Presos relataram terem sido pendurados em paus de arara, submetidos a choques elétricos, estrangulamento, tentativas de afogamento, golpes com palmatória, socos, pontapés e outras agressões. Em alguns casos, a sessão de tortura levava à morte.

Em 2014, a Comissão Nacional da Verdade (CNV) listou 191 mortos e o desaparecimento de 210 pessoas. Outros 33 desaparecidos tiveram seus corpos localizados posteriormente, num total de 434 pessoas.

Políticos de diversos partidos têm criticado a fala de Hamilton Mourão.

O senador Renan Calheiros (MDB-AL) afirmou que "o deboche inumano do vice-presidente Mourão com os que foram torturados na ditadura dá a exata dimensão da escória que chegou ao poder com Bolsonaro. Trogloditas insensíveis, despreparados e disparatados. Uma lástima".

Guilherme Boulos (PSOL), pré-candidato a deputado federal por São Paulo e coordenador do do Movimento dos Trabalhadores Sem Teto (MTST), disse que "muitos torturados seguem vivos". "Muitas mães seguem até hoje sem saber onde estão seus filhos desaparecidos. É por isso que exigimos memória, verdade e justiça, senhor Mourão!".

Para o deputado federal Alessandro Molon (PSB-RJ), ao debochar da possibilidade de investigar torturadores da ditadura, Mourão "mostra que não se importa com as famílias das vítimas e muito menos com a história do Brasil. Não à toa está sentado ao lado de Bolsonaro, exaltador de torturadores".

O advogado Ariel de Castro Alves, presidente do grupo Tortura Nunca Mais de São Paulo, também criticou a postura do vice-presidente.

Segundo ele, os risos e o deboche por parte do general Mourão demonstram "o quanto o governo Bolsonaro é comprometido com a memória, a verdade, a democracia e os direitos humanos".

Alves considera que a atitude do vice-presidente afronta as famílias dos mortos e desaparecidos políticos e dos "20 mil presos e perseguidos políticos torturados no regime militar e a todos os cidadãos brasileiros que acreditam num país republicano e democrático".

"Em um país minimamente civilizado, autoridades públicas que exaltam regimes antidemocráticos, torturas, prisões arbitrárias, assassinatos e desaparecimentos forçados, seriam banidas da vida pública.
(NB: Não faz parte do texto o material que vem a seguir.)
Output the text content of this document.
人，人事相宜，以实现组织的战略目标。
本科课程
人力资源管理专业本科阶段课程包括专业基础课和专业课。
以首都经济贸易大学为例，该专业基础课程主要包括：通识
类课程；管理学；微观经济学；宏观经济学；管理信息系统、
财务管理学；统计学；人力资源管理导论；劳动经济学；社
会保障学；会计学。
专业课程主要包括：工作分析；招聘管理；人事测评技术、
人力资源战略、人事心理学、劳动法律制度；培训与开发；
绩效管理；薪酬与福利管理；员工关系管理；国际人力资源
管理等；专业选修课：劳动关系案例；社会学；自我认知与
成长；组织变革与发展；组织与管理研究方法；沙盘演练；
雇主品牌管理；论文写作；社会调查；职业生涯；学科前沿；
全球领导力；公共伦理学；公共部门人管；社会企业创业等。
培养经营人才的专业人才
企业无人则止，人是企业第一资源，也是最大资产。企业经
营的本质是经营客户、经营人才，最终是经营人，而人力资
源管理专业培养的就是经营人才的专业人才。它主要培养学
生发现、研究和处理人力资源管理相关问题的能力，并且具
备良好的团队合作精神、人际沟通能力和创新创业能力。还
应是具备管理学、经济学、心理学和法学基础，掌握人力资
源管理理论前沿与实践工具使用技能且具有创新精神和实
Esperamos que em breve eles sejam expulsos da vida pública pelo voto popular!", afirma.

Historiador planeja seguir com análise

O professor Carlos Fico relata que a busca pela revelação das gravações se estendeu por anos.
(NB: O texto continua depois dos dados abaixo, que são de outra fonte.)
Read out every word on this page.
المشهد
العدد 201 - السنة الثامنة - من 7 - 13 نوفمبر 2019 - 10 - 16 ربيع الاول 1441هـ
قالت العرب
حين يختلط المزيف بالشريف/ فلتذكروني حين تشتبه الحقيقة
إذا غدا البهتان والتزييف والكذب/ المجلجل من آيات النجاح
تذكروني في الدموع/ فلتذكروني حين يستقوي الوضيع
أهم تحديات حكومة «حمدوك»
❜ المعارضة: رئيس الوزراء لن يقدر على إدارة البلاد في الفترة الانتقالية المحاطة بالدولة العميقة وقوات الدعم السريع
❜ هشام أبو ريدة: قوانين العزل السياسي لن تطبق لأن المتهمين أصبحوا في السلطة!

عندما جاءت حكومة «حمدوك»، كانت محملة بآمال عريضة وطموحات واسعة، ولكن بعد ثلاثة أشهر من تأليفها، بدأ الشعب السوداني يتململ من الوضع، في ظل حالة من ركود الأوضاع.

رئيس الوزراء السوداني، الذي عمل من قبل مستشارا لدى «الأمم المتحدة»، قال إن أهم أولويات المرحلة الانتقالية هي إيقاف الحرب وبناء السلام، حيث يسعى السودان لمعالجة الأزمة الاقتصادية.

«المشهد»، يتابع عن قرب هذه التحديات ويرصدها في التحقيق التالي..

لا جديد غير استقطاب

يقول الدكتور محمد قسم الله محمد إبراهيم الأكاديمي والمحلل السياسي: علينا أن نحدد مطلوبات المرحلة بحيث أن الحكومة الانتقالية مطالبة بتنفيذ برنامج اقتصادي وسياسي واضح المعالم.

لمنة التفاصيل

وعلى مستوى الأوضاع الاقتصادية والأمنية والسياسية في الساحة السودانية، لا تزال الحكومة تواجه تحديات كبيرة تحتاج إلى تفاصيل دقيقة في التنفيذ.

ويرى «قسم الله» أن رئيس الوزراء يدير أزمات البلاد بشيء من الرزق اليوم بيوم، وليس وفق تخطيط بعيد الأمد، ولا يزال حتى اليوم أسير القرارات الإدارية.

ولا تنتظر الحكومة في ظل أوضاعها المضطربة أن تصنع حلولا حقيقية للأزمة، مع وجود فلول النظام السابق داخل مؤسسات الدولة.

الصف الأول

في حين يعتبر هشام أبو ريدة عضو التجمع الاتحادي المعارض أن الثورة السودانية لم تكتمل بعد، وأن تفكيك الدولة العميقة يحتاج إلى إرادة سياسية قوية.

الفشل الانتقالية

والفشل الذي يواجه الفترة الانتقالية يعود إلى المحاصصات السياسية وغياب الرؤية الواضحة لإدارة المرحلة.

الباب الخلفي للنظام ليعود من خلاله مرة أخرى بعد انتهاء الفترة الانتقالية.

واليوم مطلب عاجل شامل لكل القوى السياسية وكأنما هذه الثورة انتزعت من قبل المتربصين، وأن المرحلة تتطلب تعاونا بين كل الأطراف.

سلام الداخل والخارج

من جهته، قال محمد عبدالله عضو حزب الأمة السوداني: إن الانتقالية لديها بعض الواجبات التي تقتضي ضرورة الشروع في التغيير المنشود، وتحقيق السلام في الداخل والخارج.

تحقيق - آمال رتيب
Segundo ele, o advogado Fernando Fernandes pediu ao STM acesso às gravações, mas não conseguiu em um primeiro momento. Depois, acionou o Supremo Tribunal Federal (STF), que determinou a liberação do conteúdo em 2006, mas a decisão não foi cumprida imediatamente pelo STM, diz Fico.

— Em 2011, a ministra Cármen Lúcia tomou a decisão de abrir os áudios, e foi acompanhada pelo plenário — diz Fico, que planeja seguir avaliando o material.

Com os áudios liberados, Fico também passou a analisar o material, que agora veio à tona. 

— É um trabalho penoso. Demorado — acrescenta.

O presidente da Comissão de Direitos Humanos do Senado, senador Humberto Costa (PT-PE), disse que o colegiado irá se debruçar sobre o conteúdo dos áudios revelados e não descarta chamar o professor da UFRJ para ser ouvido para aprofundar o debate sobre as torturas realizadas por agentes da ditadura militar.

— Como Comissão de Direitos Humanos, temos a obrigação de investigar qualquer tipo de denúncia de desrespeito aos direitos humanos, particularmente na temática de tortura, em especial no momento que vivemos, em que alguns daqueles que viveram e apoiaram a ditadura partem para uma defesa do que eles chamam de virtudes do regime militar — diz ele.

Para o senador, o apoio e elogio de Bolsonaro e seus seguidores ao período, além de sinalizações autoritárias do presidente, tornam ainda mais urgente a atuação do Congresso.

— É bom lembrar que, há pouco, a ordem do dia das três Forças Militares e do ministro foi no sentido de louvar o golpe militar e os anos de ditadura — diz.